Electoral Commission of Namibia

Commission overview
- Formed: 1992
- Jurisdiction: Government of Namibia
- Headquarters: Windhoek, Khomas Region, Namibia
- Commission executives: Notemba Tjipueja, Chairperson; Theo Mujoro, Chief Electoral and Referenda Officer;
- Key documents: Constitution of Namibia, article 94B; Electoral Act 24 of 1992;

= Electoral Commission of Namibia =

Government agency in Namibia

The Electoral Commission of Namibia (ECN) is an agency of the government of Namibia. It was founded in 1992 under the Electoral Act 24 of 1992. The aim of the commission is to oversee all Namibian electoral activities starting from voter registration and political party registration, to the setting and monitoring of elections, counting of ballots and making results available.

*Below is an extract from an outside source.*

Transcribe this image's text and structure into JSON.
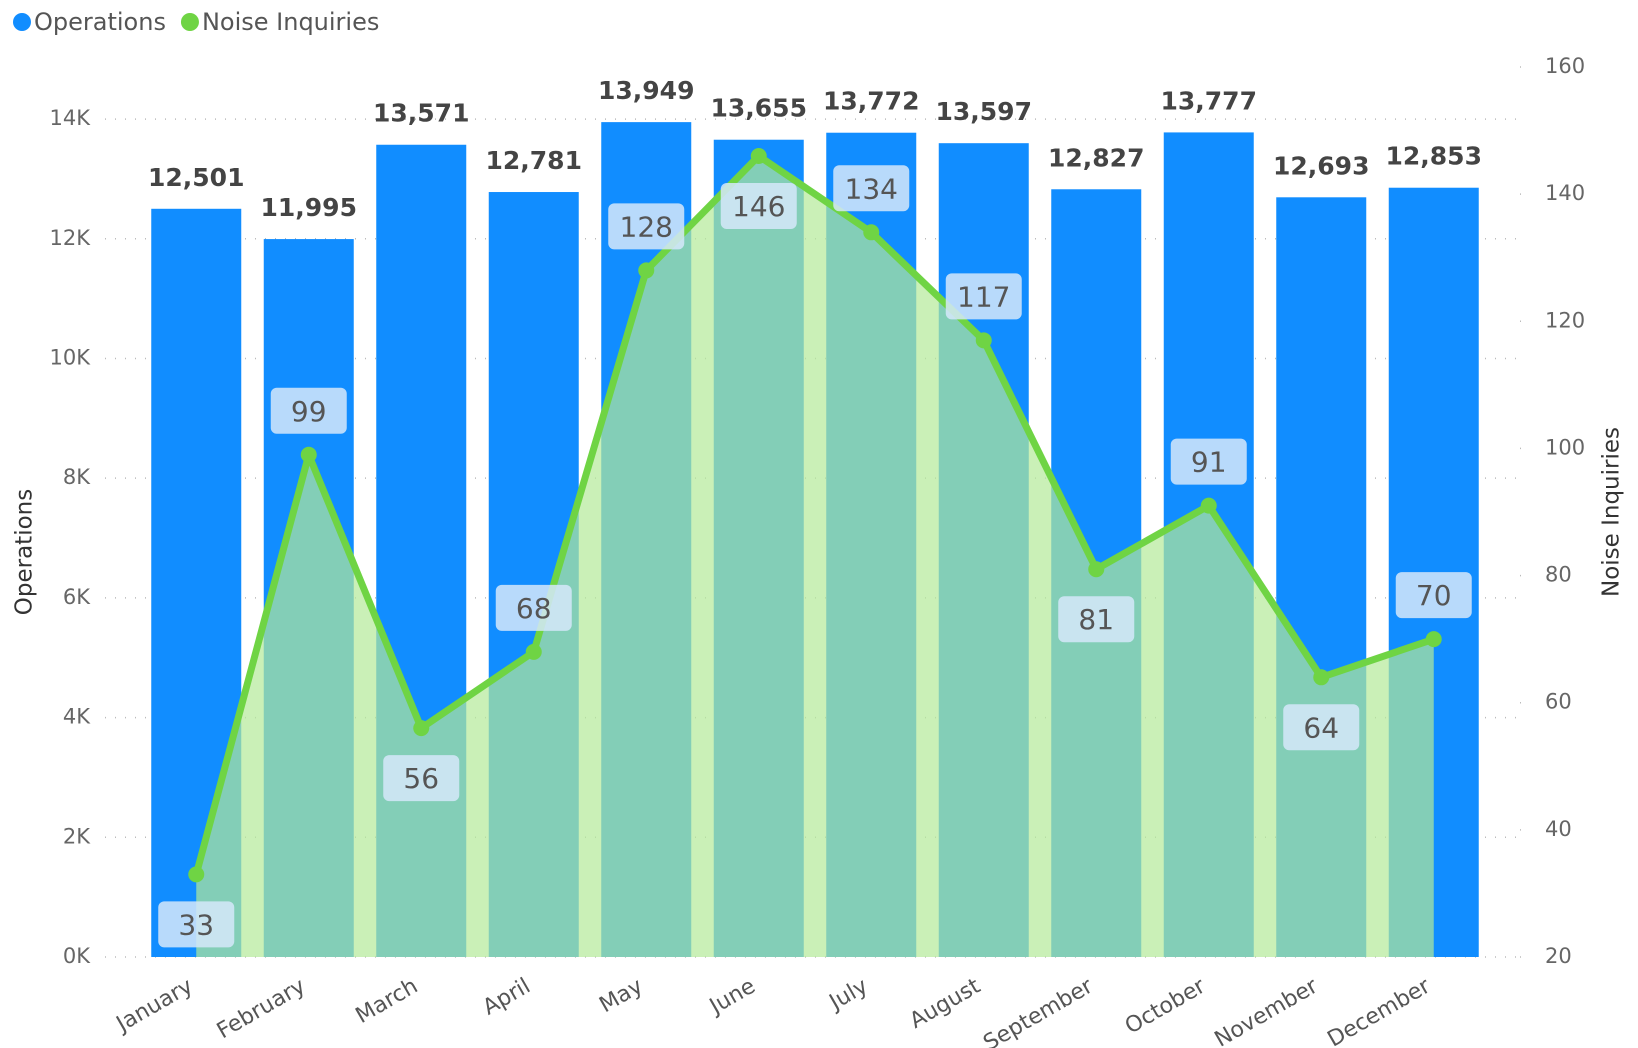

The ECN is composed of a chairperson and four commissioners. Candidates are shortlisted by a committee consisting of the Chief Justice, a lawyer suggested by the Law Society and a representative from the Office of the Ombudsman. The president of Namibia then appoints the ECN from this shortlist for a five-year term.

The current Chief Electoral and Referenda Officer (CERO) is Petrus Shaama since September 2023. He replaced Theo Mujoro who had served since September 2018. The chairperson of ECN is Dr. Elsie Tuleingepo Nghikembua since September 2021.